Esse tipo de situação acontece sob a justificativa de que o povo precisa ser alertado para a importância do mês de setembro, que no Brasil é reconhecido com o mês da Bíblia. Contudo, pensemos: como a presença de três pessoas na mesa da Palavra durante a proclamação da 1ª Leitura, Salmo e 2ª Leitura pode não dispersar a assembleia? A proclamação da Palavra de Deus é abafada pela "novidade" de tantas pessoas em torno do Lecionário. Uma leitora ajeita o cabelo, a outra troca a vela (ou tocha) de mão seguidas vezes por estar suando... Aparece ainda um coroinha, que auxilia a troca de vela pelo microfone. Quatro pessoas superlotando o altar para que o povo perceba que é o "mês da Bíblia"...
O Mês da Bíblia no Brasil surgiu em 1971, por iniciativa das Ir. Paulinas e da Arquidiocese de Belo Horizonte (MG), com o objetivo de promover a valorização da Sagrada Escritura entre os fiéis. Inicialmente celebrado no dia 30 de setembro, em memória de São Jerônimo, tradutor da Bíblia para o latim (a Vulgata), a celebração foi ampliada para todo o mês de setembro. A partir de 1985, a CNBB (Conferência Nacional dos Bispos do Brasil) passou a coordenar nacionalmente essa iniciativa, escolhendo a cada ano um livro bíblico ou tema específico para estudo e aprofundamento. Desde então, setembro se tornou um tempo privilegiado para animar comunidades, promover formações bíblicas e incentivar o contato mais próximo com a Palavra de Deus.
Em 2025, a CNBB propõe vivenciar o Mês da Bíblia com foco na Carta aos Romanos e o lema “A esperança não decepciona” (Rm 5,5), em sintonia com o Ano Jubilar. As orientações incluem o uso do Texto-base e de roteiros para encontros comunitários, além de formações realizadas ao longo do ano, como o Seminário para Animadores (em abril) e o Seminário Bíblico online (2 a 4 de setembro), com reflexões sobre a vivência cristã e o ministério de Paulo. A missa de abertura, celebrada no Santuário de Aparecida, marcou o início desse tempo de aprofundamento na Palavra, com o convite a comunidades e fiéis para se engajarem com fé, estudo e esperança. A Conferência dos Bispos orienta, ainda, atenção especial para a leitura diária da Palavra, a Lectio Divina.

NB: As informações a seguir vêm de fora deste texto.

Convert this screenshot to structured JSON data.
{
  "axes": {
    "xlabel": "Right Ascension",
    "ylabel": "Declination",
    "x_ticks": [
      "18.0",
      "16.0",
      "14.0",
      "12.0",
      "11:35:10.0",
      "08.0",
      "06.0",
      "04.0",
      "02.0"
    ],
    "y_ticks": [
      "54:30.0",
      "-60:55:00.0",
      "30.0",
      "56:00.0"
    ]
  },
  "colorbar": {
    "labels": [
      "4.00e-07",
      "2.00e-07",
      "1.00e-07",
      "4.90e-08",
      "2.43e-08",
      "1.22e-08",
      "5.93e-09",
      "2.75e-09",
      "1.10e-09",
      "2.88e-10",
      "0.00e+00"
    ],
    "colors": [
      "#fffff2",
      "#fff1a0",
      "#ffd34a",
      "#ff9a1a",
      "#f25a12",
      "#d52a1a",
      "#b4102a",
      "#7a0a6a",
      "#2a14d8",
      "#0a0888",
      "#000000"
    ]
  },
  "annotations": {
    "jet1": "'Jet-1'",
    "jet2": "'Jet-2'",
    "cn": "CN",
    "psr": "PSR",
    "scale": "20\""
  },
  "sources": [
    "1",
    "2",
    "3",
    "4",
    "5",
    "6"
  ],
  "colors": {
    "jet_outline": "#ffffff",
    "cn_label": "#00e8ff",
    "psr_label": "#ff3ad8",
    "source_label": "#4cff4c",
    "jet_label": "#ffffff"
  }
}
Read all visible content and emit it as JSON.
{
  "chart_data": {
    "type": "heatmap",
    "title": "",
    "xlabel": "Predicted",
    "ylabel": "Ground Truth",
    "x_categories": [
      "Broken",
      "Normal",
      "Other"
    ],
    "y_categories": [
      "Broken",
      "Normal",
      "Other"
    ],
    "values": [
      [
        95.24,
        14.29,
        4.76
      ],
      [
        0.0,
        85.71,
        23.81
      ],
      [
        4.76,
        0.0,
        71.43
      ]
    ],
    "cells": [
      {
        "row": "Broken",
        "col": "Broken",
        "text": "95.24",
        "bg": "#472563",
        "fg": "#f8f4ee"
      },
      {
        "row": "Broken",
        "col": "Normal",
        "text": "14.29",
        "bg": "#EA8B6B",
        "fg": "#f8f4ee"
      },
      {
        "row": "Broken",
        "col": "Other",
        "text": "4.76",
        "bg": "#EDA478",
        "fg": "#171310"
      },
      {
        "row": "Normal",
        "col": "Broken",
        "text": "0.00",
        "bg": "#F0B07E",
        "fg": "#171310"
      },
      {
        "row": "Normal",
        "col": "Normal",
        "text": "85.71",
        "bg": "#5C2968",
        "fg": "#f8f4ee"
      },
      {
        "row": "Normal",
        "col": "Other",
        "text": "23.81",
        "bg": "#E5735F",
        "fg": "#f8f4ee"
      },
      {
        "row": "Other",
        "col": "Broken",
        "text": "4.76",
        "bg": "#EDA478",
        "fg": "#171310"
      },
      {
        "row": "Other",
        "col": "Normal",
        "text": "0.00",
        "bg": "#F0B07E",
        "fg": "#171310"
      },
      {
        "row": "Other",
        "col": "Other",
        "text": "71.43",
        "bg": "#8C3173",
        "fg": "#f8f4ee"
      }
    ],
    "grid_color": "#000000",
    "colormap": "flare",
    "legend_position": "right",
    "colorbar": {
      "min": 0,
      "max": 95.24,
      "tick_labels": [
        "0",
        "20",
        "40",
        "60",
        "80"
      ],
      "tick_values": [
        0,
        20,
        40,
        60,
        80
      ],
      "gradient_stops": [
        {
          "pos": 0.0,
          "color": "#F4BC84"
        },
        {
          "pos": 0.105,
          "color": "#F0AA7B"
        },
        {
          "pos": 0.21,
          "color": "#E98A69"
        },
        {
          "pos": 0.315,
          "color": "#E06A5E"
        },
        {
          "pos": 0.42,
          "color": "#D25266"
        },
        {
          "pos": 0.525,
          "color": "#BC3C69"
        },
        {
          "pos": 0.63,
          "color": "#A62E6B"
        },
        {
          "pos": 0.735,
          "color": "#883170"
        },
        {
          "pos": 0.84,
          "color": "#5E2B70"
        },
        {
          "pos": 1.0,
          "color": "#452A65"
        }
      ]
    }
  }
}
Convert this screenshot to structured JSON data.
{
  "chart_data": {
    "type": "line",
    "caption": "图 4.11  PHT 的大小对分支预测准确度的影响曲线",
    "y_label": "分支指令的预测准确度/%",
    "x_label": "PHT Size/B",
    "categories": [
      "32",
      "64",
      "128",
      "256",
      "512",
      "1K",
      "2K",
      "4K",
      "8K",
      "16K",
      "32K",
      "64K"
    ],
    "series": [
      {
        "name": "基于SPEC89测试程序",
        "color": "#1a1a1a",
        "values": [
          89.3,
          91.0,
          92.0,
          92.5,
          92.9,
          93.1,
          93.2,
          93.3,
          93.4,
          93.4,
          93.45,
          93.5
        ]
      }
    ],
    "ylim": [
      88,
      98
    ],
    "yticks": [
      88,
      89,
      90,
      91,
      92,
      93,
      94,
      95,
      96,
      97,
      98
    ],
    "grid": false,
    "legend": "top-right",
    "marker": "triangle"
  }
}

A IGMR nos ensina que não se deve levar o Lecionário na procissão de entrada ou em qualquer outro tipo de entrada. Apenas o Evangeliário pode ser levado na procissão de entrada.
IGMR 119: “Quando se realiza a procissão de entrada, preparem-se também o Evangeliário; aos domingos e dias festivos, o turíbulo (...); cruz a ser levada na procissão e castiçais com velas acesas”
Quem se encaminha para o altar na Missa sem diácono?
IGMR 120, (d): “O leitor, que pode conduzir um pouco elevado o Evangeliário, não, porém, o Lecionário”
Liturgia da Palavra:
IGMR 128: “O leitor, por sua vez, dirige-se ao ambão e, do Lecionário já ai colocado antes da missa, proclama a primeira leitura...”
Portanto, essa tentativa de elevar o mês da Bíblia ao status de Tempo Litúrgico não se justifica. A adoção deste tipo de atividade durante a Santa Missa nem contribui para uma melhor participação dos fiéis, nem está prevista nas normas litúrgica; ao contrário: não é permitida!